We’re willing to be sinful because we’re made that way. God must have seen that his design was flawed if what he wanted was humans to obey a command not to sin.
He might as well have commanded fish not to swim.
Sorry I don’t get the point or the relevance of your long billionaire analogy. Keep it simple please.
The bit about the billiionaire analogy is to point out that for God to truly demonstrate sacrificial love, the situation has to arise in which He can do so.
God is the billiionaire. We are the beneficiaries. Since everything belongs to God, it is fairly easy for Him to just give us things - good health, the sun rising tomorrow, fertile soil, good weather, fossil fuel just laid on so we can go through the industrial stage, intelligence, creativity, family life, etc. etc. It all comes from Him.
But that doesn’t cost Him much. Feeding a crowd of 5000 and changing water into wine seemed to take very little effort on His part. The sudden drying of ground and clothes at Fatima in on October 13 in 1917 after days of rain should have required about the same energy as a 2 megaton nuclear explosion according to scientists. Yet all God just pulled the ace out of his sleeve, and hey presto, it was done. How much did it cost Him? Not much as far as I can see.

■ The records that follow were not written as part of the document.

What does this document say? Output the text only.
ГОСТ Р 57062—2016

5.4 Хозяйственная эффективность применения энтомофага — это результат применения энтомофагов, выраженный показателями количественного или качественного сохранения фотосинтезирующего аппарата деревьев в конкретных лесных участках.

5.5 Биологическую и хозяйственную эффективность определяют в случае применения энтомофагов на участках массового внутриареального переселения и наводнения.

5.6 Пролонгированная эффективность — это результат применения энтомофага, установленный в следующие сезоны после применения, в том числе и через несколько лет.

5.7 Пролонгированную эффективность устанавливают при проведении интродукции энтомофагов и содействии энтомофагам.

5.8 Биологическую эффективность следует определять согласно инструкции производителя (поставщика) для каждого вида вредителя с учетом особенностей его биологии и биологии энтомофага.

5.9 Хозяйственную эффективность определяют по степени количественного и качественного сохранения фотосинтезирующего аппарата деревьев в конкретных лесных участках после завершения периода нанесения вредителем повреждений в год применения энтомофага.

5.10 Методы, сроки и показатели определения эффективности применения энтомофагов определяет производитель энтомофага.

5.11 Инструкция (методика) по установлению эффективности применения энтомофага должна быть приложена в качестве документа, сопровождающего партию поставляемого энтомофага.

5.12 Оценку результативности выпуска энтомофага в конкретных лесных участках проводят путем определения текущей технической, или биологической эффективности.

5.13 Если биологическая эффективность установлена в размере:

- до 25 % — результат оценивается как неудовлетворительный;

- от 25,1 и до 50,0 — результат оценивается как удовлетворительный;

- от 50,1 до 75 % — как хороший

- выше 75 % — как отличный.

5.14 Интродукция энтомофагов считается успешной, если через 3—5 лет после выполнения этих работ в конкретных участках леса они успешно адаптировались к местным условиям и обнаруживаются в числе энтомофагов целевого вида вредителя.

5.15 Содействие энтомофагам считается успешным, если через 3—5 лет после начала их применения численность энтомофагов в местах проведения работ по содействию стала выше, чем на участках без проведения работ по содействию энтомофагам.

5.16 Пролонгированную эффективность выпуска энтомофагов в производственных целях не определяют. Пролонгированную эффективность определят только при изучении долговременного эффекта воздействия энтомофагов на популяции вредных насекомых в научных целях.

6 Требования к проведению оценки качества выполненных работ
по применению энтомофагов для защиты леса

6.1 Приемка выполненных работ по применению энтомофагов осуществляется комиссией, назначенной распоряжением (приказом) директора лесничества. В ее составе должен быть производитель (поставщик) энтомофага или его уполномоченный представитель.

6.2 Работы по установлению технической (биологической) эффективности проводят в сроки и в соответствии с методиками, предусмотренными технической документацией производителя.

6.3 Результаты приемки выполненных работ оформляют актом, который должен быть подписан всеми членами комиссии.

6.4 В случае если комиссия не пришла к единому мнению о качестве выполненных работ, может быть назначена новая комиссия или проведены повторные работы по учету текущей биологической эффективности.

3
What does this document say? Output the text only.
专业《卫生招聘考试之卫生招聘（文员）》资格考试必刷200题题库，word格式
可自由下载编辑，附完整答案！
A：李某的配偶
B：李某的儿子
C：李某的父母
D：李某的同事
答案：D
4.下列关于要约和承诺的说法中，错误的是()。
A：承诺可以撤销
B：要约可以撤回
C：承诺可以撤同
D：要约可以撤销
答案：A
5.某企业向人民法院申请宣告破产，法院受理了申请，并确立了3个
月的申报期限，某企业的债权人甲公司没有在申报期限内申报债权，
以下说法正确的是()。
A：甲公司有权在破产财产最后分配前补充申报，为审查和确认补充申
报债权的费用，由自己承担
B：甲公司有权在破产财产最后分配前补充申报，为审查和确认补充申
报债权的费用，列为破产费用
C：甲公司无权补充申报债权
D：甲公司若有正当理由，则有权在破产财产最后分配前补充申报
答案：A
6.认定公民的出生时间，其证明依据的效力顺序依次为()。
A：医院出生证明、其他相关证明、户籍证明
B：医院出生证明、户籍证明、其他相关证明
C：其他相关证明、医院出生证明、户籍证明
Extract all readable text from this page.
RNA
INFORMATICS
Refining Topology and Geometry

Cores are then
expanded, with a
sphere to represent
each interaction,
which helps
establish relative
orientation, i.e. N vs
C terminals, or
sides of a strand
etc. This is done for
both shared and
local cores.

But dying on a cross did cost Him. The Billionaire paid in a way that demonstrated His love. And that could only have happened in a world which required it.
That cut deep.
Hence His plan necessitated a fall, regardless of how that came about. Without the fall, He could not demonstrate the depth of His sacrificial love.
As Paul wrote, “God has bound all men over to disobedience, so that He might have mercy on them all” (or something similar). And how did God show mercy? By suffering an incredibly painful and humiliating death on our behalf.
The Fall was a part of His plan. In that respect He is responsible. Yet we are responsible for our own actions. Hence my father could say, “I always was doomed” and yet also admit, in the same exchange, “I was WILLING”.
Was Hitler predestined? I think he was. I’m always bemused by how a one-time bohemian artist bumming around Vienna circa 1908 for about 5 years and selling post cards for a living could within 32 years become the brutal dictator of most of Europe.